Although they both make you feel bad, there is a difference between a cold and influenza, or as it's more commonly called, “the flu”. Influenza and the common cold both have symptoms that affect the throat and nose but influenza symptoms are usually more severe than cold symptoms. These symptoms include a stuffy or runny nose sore throat and cough. Other symptoms of influenza affect the whole body such as headache, tiredness, body aches, fever and chills. Symptoms of influenza usually start one to three days after coming into contact with an individual who is ill with influenza. Most people feel better after several days but cough and tiredness may last two weeks or more. Stomach cramps and diarrhea are not typical symptoms of influenza.
How to treat influenza
For the quickest recovery from influenza get plenty of rest; drink fluids like juice, water or hot tea; and take an aspirin substitute for muscle aches and fever (but never give aspirin to children or teenagers who have flu-like symptoms – and particularly fever – without first speaking to your doctor). Do not give any medication, including over-the-counter remedies, to a child without first consulting with your pediatrician. If a fever lasts more than three or four days see a doctor. A doctor can also prescribe certain antiviral medications. These medications may make symptoms milder if taken within one to two days of when symptoms begin.

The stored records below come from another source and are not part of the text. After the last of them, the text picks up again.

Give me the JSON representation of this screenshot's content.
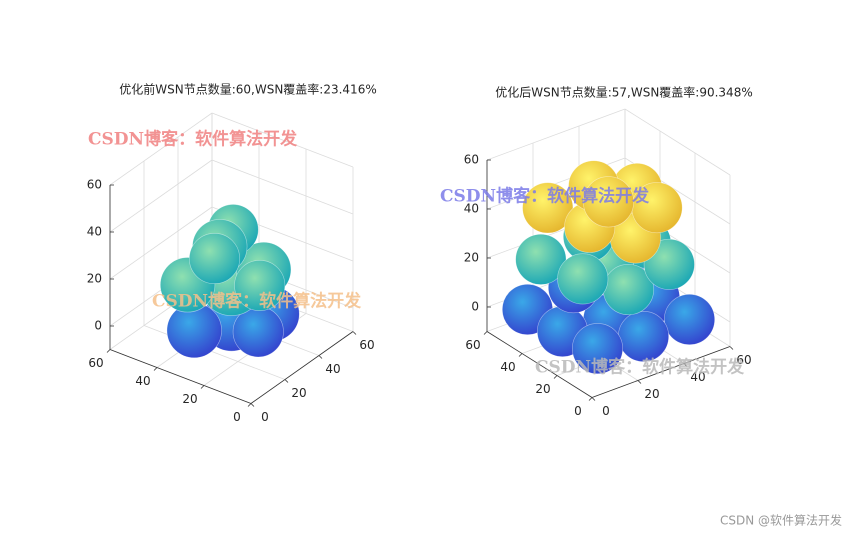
{
  "chart_data": [
    {
      "type": "sphere-coverage",
      "title": "优化前WSN节点数量:60,WSN覆盖率:23.416%",
      "xlim": [
        0,
        60
      ],
      "ylim": [
        0,
        60
      ],
      "zlim": [
        -10,
        60
      ],
      "xticks": [
        0,
        20,
        40,
        60
      ],
      "yticks": [
        0,
        20,
        40,
        60
      ],
      "zticks": [
        0,
        20,
        40,
        60
      ],
      "grid": true
    },
    {
      "type": "sphere-coverage",
      "title": "优化后WSN节点数量:57,WSN覆盖率:90.348%",
      "xlim": [
        0,
        60
      ],
      "ylim": [
        0,
        60
      ],
      "zlim": [
        -10,
        60
      ],
      "xticks": [
        0,
        20,
        40,
        60
      ],
      "yticks": [
        0,
        20,
        40,
        60
      ],
      "zticks": [
        0,
        20,
        40,
        60
      ],
      "grid": true
    }
  ],
  "watermarks": [
    {
      "text": "CSDN博客：软件算法开发",
      "color": "#f08080"
    },
    {
      "text": "CSDN博客：软件算法开发",
      "color": "#f5c08a"
    },
    {
      "text": "CSDN博客：软件算法开发",
      "color": "#7a7ae8"
    },
    {
      "text": "CSDN博客：软件算法开发",
      "color": "#b8b8b8"
    }
  ],
  "footer": "CSDN @软件算法开发"
}
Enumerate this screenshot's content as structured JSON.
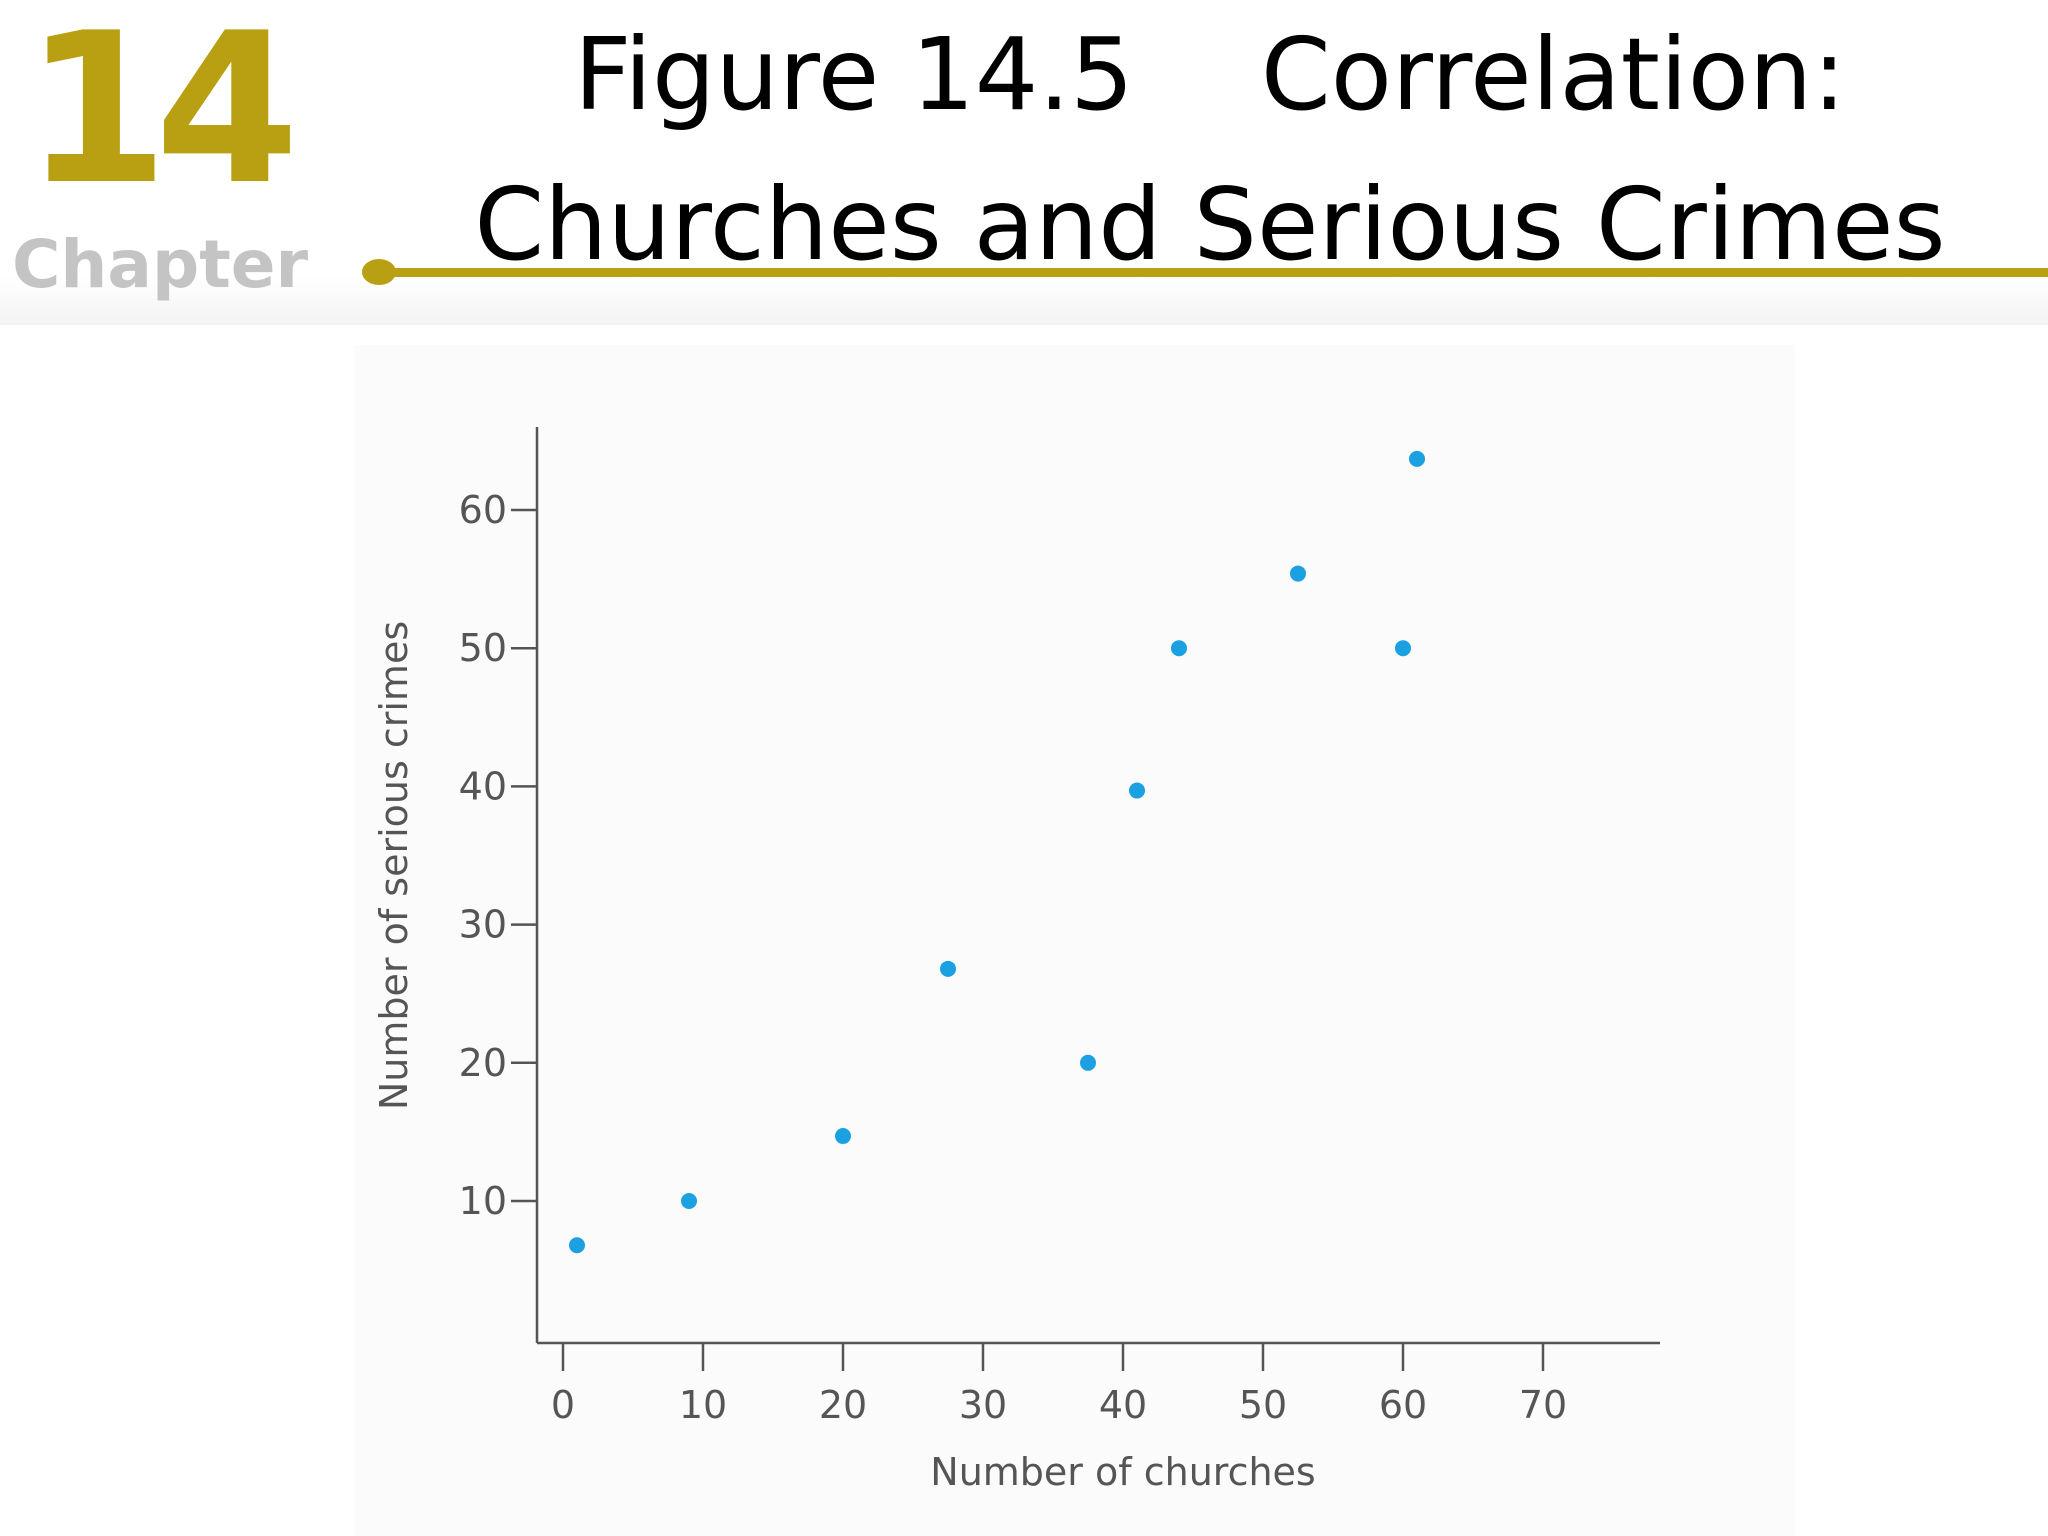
{
  "header": {
    "chapter_number": "14",
    "chapter_word": "Chapter",
    "title_line1": "Figure 14.5    Correlation:",
    "title_line2": "Churches and Serious Crimes",
    "accent_color": "#b8a012"
  },
  "chart_data": {
    "type": "scatter",
    "xlabel": "Number of churches",
    "ylabel": "Number of serious crimes",
    "xlim": [
      0,
      76
    ],
    "ylim": [
      0,
      65
    ],
    "xticks": [
      0,
      10,
      20,
      30,
      40,
      50,
      60,
      70
    ],
    "yticks": [
      10,
      20,
      30,
      40,
      50,
      60
    ],
    "grid": false,
    "point_color": "#1ba1e2",
    "points": [
      {
        "x": 1,
        "y": 6.8
      },
      {
        "x": 9,
        "y": 10
      },
      {
        "x": 20,
        "y": 14.7
      },
      {
        "x": 27.5,
        "y": 26.8
      },
      {
        "x": 37.5,
        "y": 20
      },
      {
        "x": 41,
        "y": 39.7
      },
      {
        "x": 44,
        "y": 50
      },
      {
        "x": 52.5,
        "y": 55.4
      },
      {
        "x": 60,
        "y": 50
      },
      {
        "x": 61,
        "y": 63.7
      }
    ]
  }
}
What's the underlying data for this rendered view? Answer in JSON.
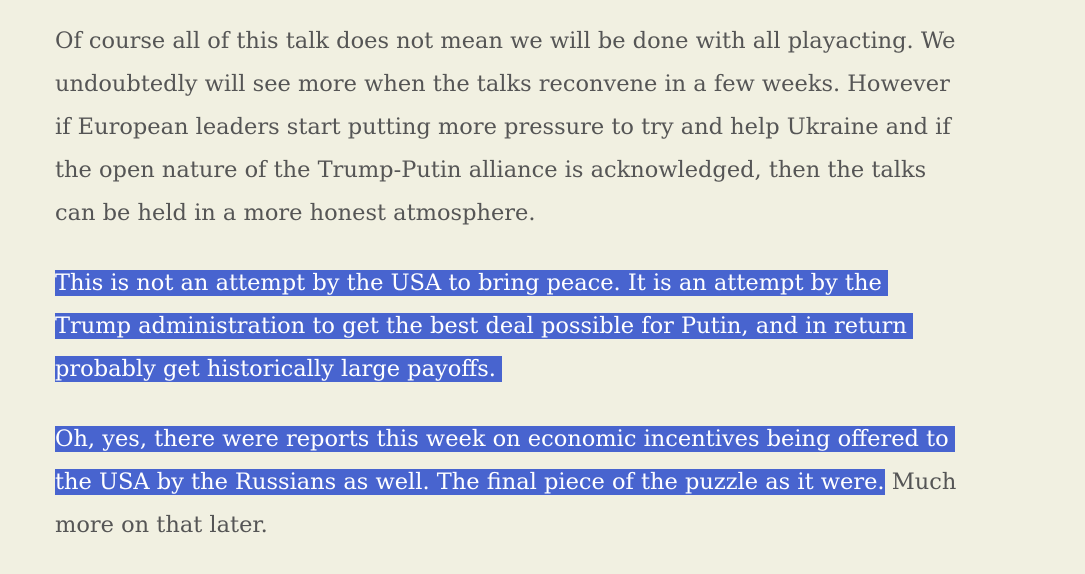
{
  "colors": {
    "background": "#f1f0e1",
    "text": "#555555",
    "selection": "#4864cf",
    "selection_text": "#ffffff"
  },
  "paragraphs": [
    {
      "lines": [
        "Of course all of this talk does not mean we will be done with all playacting. We",
        "undoubtedly will see more when the talks reconvene in a few weeks. However",
        "if European leaders start putting more pressure to try and help Ukraine and if",
        "the open nature of the Trump-Putin alliance is acknowledged, then the talks",
        "can be held in a more honest atmosphere."
      ]
    },
    {
      "selected_lines": [
        "This is not an attempt by the USA to bring peace. It is an attempt by the",
        "Trump administration to get the best deal possible for Putin, and in return",
        "probably get historically large payoffs."
      ]
    },
    {
      "selected_lines": [
        "Oh, yes, there were reports this week on economic incentives being offered to",
        "the USA by the Russians as well. The final piece of the puzzle as it were."
      ],
      "unselected_tail": " Much",
      "last_line": "more on that later."
    }
  ]
}
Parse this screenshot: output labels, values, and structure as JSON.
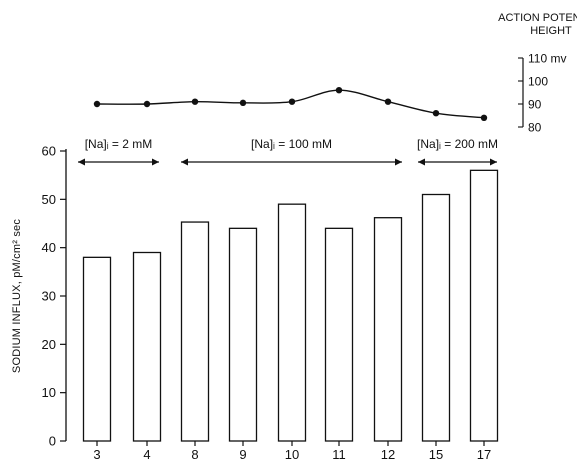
{
  "chart_data": [
    {
      "type": "bar",
      "categories": [
        "3",
        "4",
        "8",
        "9",
        "10",
        "11",
        "12",
        "15",
        "17"
      ],
      "values": [
        38,
        39,
        45.3,
        44,
        49,
        44,
        46.2,
        51,
        56
      ],
      "ylabel": "SODIUM INFLUX, pM/cm² sec",
      "xlabel": "",
      "yticks": [
        "0",
        "10",
        "20",
        "30",
        "40",
        "50",
        "60"
      ],
      "ylim": [
        0,
        60
      ],
      "bar_fill": "#ffffff",
      "stroke": "#111111",
      "grid": false,
      "ranges": [
        {
          "label": "[Na]ᵢ = 2 mM",
          "from": "3",
          "to": "4"
        },
        {
          "label": "[Na]ᵢ = 100 mM",
          "from": "8",
          "to": "12"
        },
        {
          "label": "[Na]ᵢ = 200 mM",
          "from": "15",
          "to": "17"
        }
      ]
    },
    {
      "type": "line",
      "title_lines": [
        "ACTION POTENTIAL",
        "HEIGHT"
      ],
      "categories": [
        "3",
        "4",
        "8",
        "9",
        "10",
        "11",
        "12",
        "15",
        "17"
      ],
      "values": [
        90,
        90,
        91,
        90.5,
        91,
        96,
        91,
        86,
        84
      ],
      "yticks": [
        "110 mv",
        "100",
        "90",
        "80"
      ],
      "ylim": [
        80,
        110
      ],
      "marker": "filled-circle",
      "smooth": true
    }
  ]
}
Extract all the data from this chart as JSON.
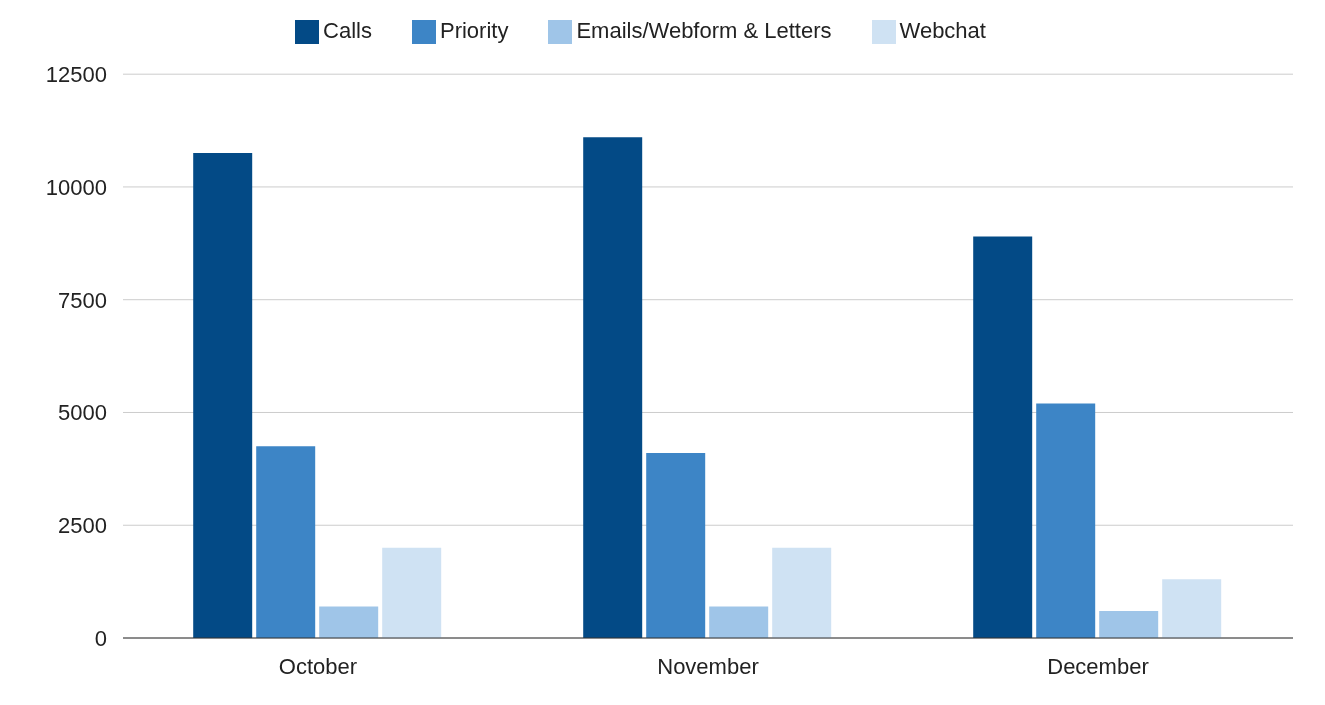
{
  "chart_data": {
    "type": "bar",
    "categories": [
      "October",
      "November",
      "December"
    ],
    "series": [
      {
        "name": "Calls",
        "color": "#034a86",
        "values": [
          10750,
          11100,
          8900
        ]
      },
      {
        "name": "Priority",
        "color": "#3d85c6",
        "values": [
          4250,
          4100,
          5200
        ]
      },
      {
        "name": "Emails/Webform & Letters",
        "color": "#9fc5e8",
        "values": [
          700,
          700,
          600
        ]
      },
      {
        "name": "Webchat",
        "color": "#cfe2f3",
        "values": [
          2000,
          2000,
          1300
        ]
      }
    ],
    "ylim": [
      0,
      12500
    ],
    "yticks": [
      0,
      2500,
      5000,
      7500,
      10000,
      12500
    ],
    "grid": "y",
    "legend": "top"
  }
}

Who is at risk of complications from the flu?
- People 65 years and older;
- People 50 to 64 years of age that have one or more medical conditions that place them at increased risk for serious flu complications;
- People who live in nursing homes and other long-term care facilities that house those with long-term illnesses;
- Adults and children six months and older with chronic heart or lung conditions including asthma;
- Adults and children six months and older who needed regular medical care or were in a hospital during the previous year because of a metabolic disease (like diabetes) chronic kidney disease or weakened immune system (including immune system problems caused by medicines or by infection with human immunodeficiency virus [HIV/AIDS]);
- Children six months to 18 years of age who are on long-term aspirin therapy. Children given aspirin while they have influenza are at risk of Reye syndrome;
- Women who will be pregnant during the influenza season;
- All children six to 23 months of age;
- People with any condition that can compromise respiratory function or the handling of respiratory secretions (that is a condition that makes it hard to breathe or swallow such as brain injury or disease, spinal cord injuries, seizure disorders or other nerve or muscle disorders.)
- Understand how the virus is transmitted and what can be done to prevent spread.
- If you are in the high risk groups get an annual flu shot.
- If you and your family are healthy people aged 5-49 years who are not pregnant you can request the nasal-spray flu vaccine from your doctor.
- Clean work surfaces frequently and thoroughly (including the phone) with alcohol-based cleaning wipes or disinfectant spray.
- Keep tissues at your workspace and follow proper “sneeze and cough” protocols; use them to cover your mouth and nose when sneezing or coughing.
- Avoid touching your eyes, nose and mouth.
- Wash your hands frequently and thoroughly with soap and water or use a hand sanitizer if you do not have access to water.
- Know your employer’s sick leave policies and expectations about coming to work when not feeling well.
- Keep current with the information being released on influenza from the CDC and the County Health Department (see links below).
- Discuss with your coworkers what can be done to address possible staffing shortages from the flu and develop a plan.
- Create a plan for how your family will deal with the flu. It should include important phone numbers, a list of current medications your family is taking, and what your children should do if they get sick at school and cannot reach you.